Insights from Output

  1. Interpret key stats from the describe() output:

    • count: Shows the number of entries.
    • mean: Provides the average value.
    • std: Indicates the standard deviation.
    • min: The minimum value.
    • 25%: First quartile.
    • 50%: Median (second quartile).
    • 75%: Third quartile.
    • max: The maximum value.

    These metrics help identify central values, spread, and range, crucial for initial data assessments.

Advanced Usage of describe()

Customizing Descriptive Statistics

  1. Customize the statistics you want to see using the percentiles parameter.

  2. Execute the method with specified percentiles.

    python
    custom_description = df.describe(percentiles=[0.05, 0.25, 0.75, 0.95])
    print(custom_description)
    

    By setting custom percentiles, modify the output to include 5th and 95th percentiles, giving insights into the distribution’s tails.

Handling Non-Numeric Data

  1. Understand the behavior of describe() with non-numeric (categorical or object) data.
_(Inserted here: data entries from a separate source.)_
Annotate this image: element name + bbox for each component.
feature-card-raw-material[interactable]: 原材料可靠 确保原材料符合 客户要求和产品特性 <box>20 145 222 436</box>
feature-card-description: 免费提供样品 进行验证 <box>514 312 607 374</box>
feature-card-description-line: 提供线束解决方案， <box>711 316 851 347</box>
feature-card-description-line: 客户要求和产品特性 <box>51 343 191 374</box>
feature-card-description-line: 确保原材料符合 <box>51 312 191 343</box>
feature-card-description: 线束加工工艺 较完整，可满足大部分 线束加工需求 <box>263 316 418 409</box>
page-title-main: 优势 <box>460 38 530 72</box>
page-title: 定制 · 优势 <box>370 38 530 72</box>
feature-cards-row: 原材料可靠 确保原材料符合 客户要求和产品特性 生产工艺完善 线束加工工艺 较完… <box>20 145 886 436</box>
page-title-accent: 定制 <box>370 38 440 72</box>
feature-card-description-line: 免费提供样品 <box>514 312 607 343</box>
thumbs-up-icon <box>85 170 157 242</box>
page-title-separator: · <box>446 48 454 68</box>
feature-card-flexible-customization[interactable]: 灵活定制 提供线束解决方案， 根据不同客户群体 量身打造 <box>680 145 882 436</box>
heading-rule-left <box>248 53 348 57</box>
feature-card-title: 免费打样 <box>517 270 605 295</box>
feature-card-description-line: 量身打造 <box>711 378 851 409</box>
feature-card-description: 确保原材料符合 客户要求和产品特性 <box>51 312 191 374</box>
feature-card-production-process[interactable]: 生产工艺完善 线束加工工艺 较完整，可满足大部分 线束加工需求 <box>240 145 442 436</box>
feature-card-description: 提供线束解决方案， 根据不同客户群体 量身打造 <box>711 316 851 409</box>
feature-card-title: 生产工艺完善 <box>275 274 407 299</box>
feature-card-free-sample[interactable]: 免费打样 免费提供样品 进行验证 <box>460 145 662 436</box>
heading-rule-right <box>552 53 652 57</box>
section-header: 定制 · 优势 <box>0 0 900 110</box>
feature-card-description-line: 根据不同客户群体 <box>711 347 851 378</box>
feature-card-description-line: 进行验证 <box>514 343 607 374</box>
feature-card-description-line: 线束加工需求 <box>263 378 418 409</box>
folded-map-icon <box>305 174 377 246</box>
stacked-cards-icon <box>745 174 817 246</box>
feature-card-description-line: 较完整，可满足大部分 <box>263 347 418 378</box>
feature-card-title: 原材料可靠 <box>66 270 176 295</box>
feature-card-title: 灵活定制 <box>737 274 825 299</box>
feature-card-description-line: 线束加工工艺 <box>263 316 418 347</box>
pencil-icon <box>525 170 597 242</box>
  2. Use the include parameter to force the method to consider categorical data.

    python
    df['Gender'] = ['Female', 'Male', 'Female', 'Female', 'Male']
    description_all = df.describe(include='all')
    print(description_all)
    

    Including categorical data results in statistics such as count, unique, top (mode), and freq (frequency of mode), broadening the scope of analysis.

Descriptive Statistics for Time Series Data

  1. When analyzing time series, it’s important to handle date and time data appropriately.

  2. Assume a DataFrame has a time-related column, and apply describe().

    python
    df['Date'] = pd.date_range('20230101', periods=5)
    time_stats = df.describe(include=[np.number, 'datetime'])
    print(time_stats)
    

    Here, the method summarizes both numeric and datetime data, essential for time-based analysis.

Conclusion

The describe() method in Pandas powerfully encapsulates the statistical summary of DataFrame columns, providing a concrete foundation for any data analysis process. By understanding how to manipulate this function, especially with adjustments like custom percentiles and inclusive parameters for various data types, strengthen data exploration efforts efficiently. Apply these techniques to swiftly assess basic statistical insights, helping to drive more complex data analysis and decision-making processes.